Design and development of novel robotic platforms. Based on the obtained results, the NTUA team will design and build an experimental quadruped robot with multi-joint, variable compliance legs and articulated, compliant body to to conduct experiments for the evaluation of the theoretical analysis. During the development of the quadruped robot, results from animal and human locomotion analysis, as well as those from multi-legged and biped robots research, will be taken into consideration. It is expected that the new quadruped robot will perform dynamic stable motion at high speeds through uneven terrains. The FORTH team will develop multi-legged robotic prototypes including novel actuation methods, flexible elements, and implementing a distributed control and sensing architecture. Studying the interaction between these robots and different substrates, on custom test-beds, will reveal how the former can handle terrain irregularities.
Experimental evaluation and redesign.

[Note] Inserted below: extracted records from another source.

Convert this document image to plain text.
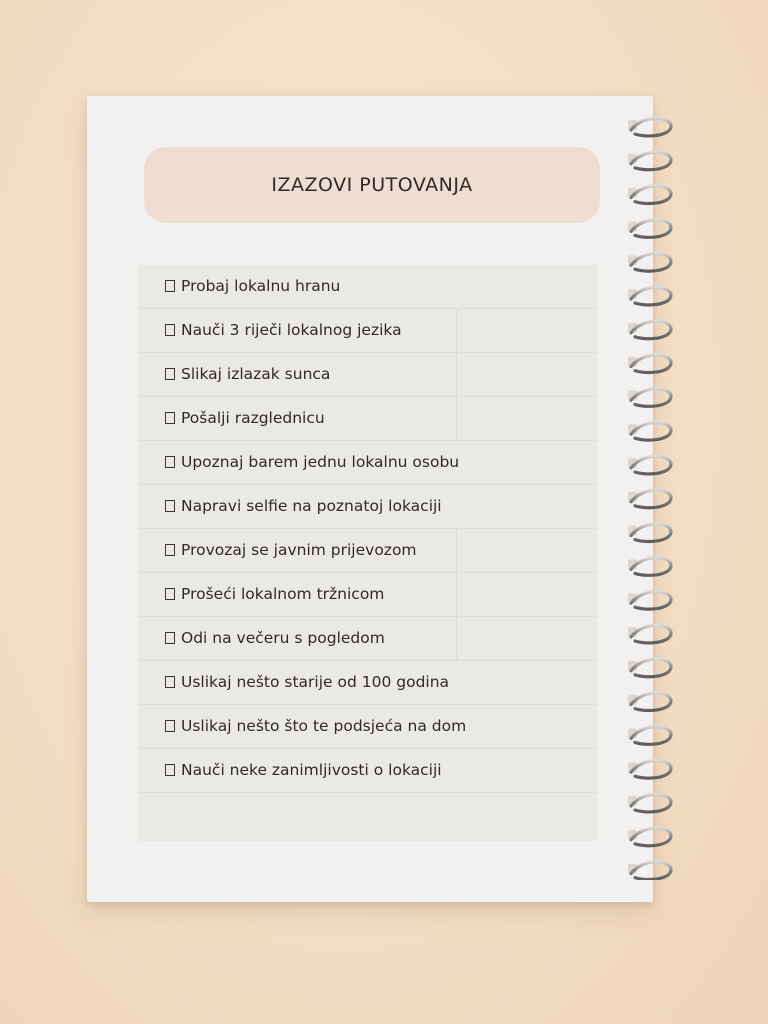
IZAZOVI PUTOVANJA
Probaj lokalnu hranu
Nauči 3 riječi lokalnog jezika
Slikaj izlazak sunca
Pošalji razglednicu
Upoznaj barem jednu lokalnu osobu
Napravi selfie na poznatoj lokaciji
Provozaj se javnim prijevozom
Prošeći lokalnom tržnicom
Odi na večeru s pogledom
Uslikaj nešto starije od 100 godina
Uslikaj nešto što te podsjeća na dom
Nauči neke zanimljivosti o lokaciji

The UTH team will conduct walking and running experiments with humans, animals and developed robotic systems to evaluate robot performance and the correlation between machine and animal locomotion. The NTUA team will conduct experiments with the novel quadruped robot to evaluate and validate the theoretical analysis. During this process results will be used for redesign. The FORTH team will conduct experiments with its multi-legged robotic prototypes, for evaluation and, possibly, model/control/prototype enhancement or redesign. The FORTH team will also use its FUJITSU HOAP-3 robot, or other analogous robots, to evaluate its bipedal locomotion control strategies. The results will be compared to those obtained by UTH for human locomotion analysis.